To implement a client, see IPC::MicroSocket::Client.
To implement a server, see IPC::MicroSocket::Server.
MESSAGES
There are two supported kinds of message flows:
Request/Response
A client sends a request message to the server, which consists of a command name and a list of arguments. The server eventually sends a response to it, which contains a list of values. Responses are not necessarily delivered in the requested order; servers are permitted to respond asynchronously. Requests may also fail, sending a different kind of failure response to the client instead.
Publish/Subscribe
A client subscribes to a given topic string on the server. The server can emit messages to all the clients that subscribe to a particular topic.
DATA ENCODING
All transmitted strings are purely bytes. If you need to transmit Unicode text, you must encode/decode it. If you need to send data structures that are not plain byte strings, you must serialise/deserialise them.
FAQs
Why not ZeroMQ?
I found ZeroMQ to be a lot of effort to use from Perl, and most critically it does not appear to support both request/response and publish/subscribe message flows to share the same UNIX socket.

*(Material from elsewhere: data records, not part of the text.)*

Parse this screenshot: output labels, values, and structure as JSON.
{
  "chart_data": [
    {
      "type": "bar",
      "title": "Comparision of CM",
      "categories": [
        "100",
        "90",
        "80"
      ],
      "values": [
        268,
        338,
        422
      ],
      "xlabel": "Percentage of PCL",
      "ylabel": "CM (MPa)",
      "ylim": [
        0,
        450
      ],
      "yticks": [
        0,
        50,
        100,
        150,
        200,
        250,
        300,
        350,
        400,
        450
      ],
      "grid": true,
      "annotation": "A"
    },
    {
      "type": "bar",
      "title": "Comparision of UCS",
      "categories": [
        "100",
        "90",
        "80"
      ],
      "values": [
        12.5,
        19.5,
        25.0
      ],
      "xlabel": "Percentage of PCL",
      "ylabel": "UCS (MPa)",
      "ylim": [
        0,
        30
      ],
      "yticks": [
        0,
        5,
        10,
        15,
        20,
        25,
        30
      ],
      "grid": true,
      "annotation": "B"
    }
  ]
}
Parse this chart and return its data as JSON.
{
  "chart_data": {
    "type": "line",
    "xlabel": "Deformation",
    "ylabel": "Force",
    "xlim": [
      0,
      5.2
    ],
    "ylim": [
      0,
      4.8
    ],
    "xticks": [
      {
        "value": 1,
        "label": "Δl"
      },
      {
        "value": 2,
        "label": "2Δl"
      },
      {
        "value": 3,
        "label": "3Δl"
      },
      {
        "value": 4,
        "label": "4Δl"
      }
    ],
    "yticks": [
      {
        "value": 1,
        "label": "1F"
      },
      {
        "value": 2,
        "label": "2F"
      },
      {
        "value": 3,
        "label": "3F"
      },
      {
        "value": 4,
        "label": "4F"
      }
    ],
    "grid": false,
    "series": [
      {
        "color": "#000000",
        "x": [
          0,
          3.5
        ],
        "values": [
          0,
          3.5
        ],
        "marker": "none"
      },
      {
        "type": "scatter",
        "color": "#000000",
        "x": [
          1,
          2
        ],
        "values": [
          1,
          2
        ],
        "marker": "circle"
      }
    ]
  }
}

To support that in ZeroMQ it would appear to be necessary to create two separate endpoints, one for each kind of message flow.
Why not JSON/YAML/your-favourite-serialisation?
I mostly built this for a few very-small use-cases involving simple byte strings or plain ASCII text, for which the overhead of JSON, YAML, or other kinds of serialisation would be unnecessary. As the presented message semantics are just opaque byte buffers, you are free to layer on top whatever kind of message serialisation you wish.
Why not IO::Async/Mojo/your-favourite-event-system?
I wanted to use this distribution as an exercise in writing "pure" Future-driven event logic, as an experiment to test out Future::Selector and other related design shapes.
TODO
There are a number of additional features that this module could support. Each will be considered if a use-case arises. Each would add extra code and possible dependencies, and take away from the "micro" nature of the module, so each would have to be considered on individual merit.
Configurations for encoding and serialisation of arguments.
Unsubscribe from individual topics by request.
Helper methods for other socket types, such as TCP sockets.
Flexible matching of subscription topics; such as string prefixes or delimited component paths.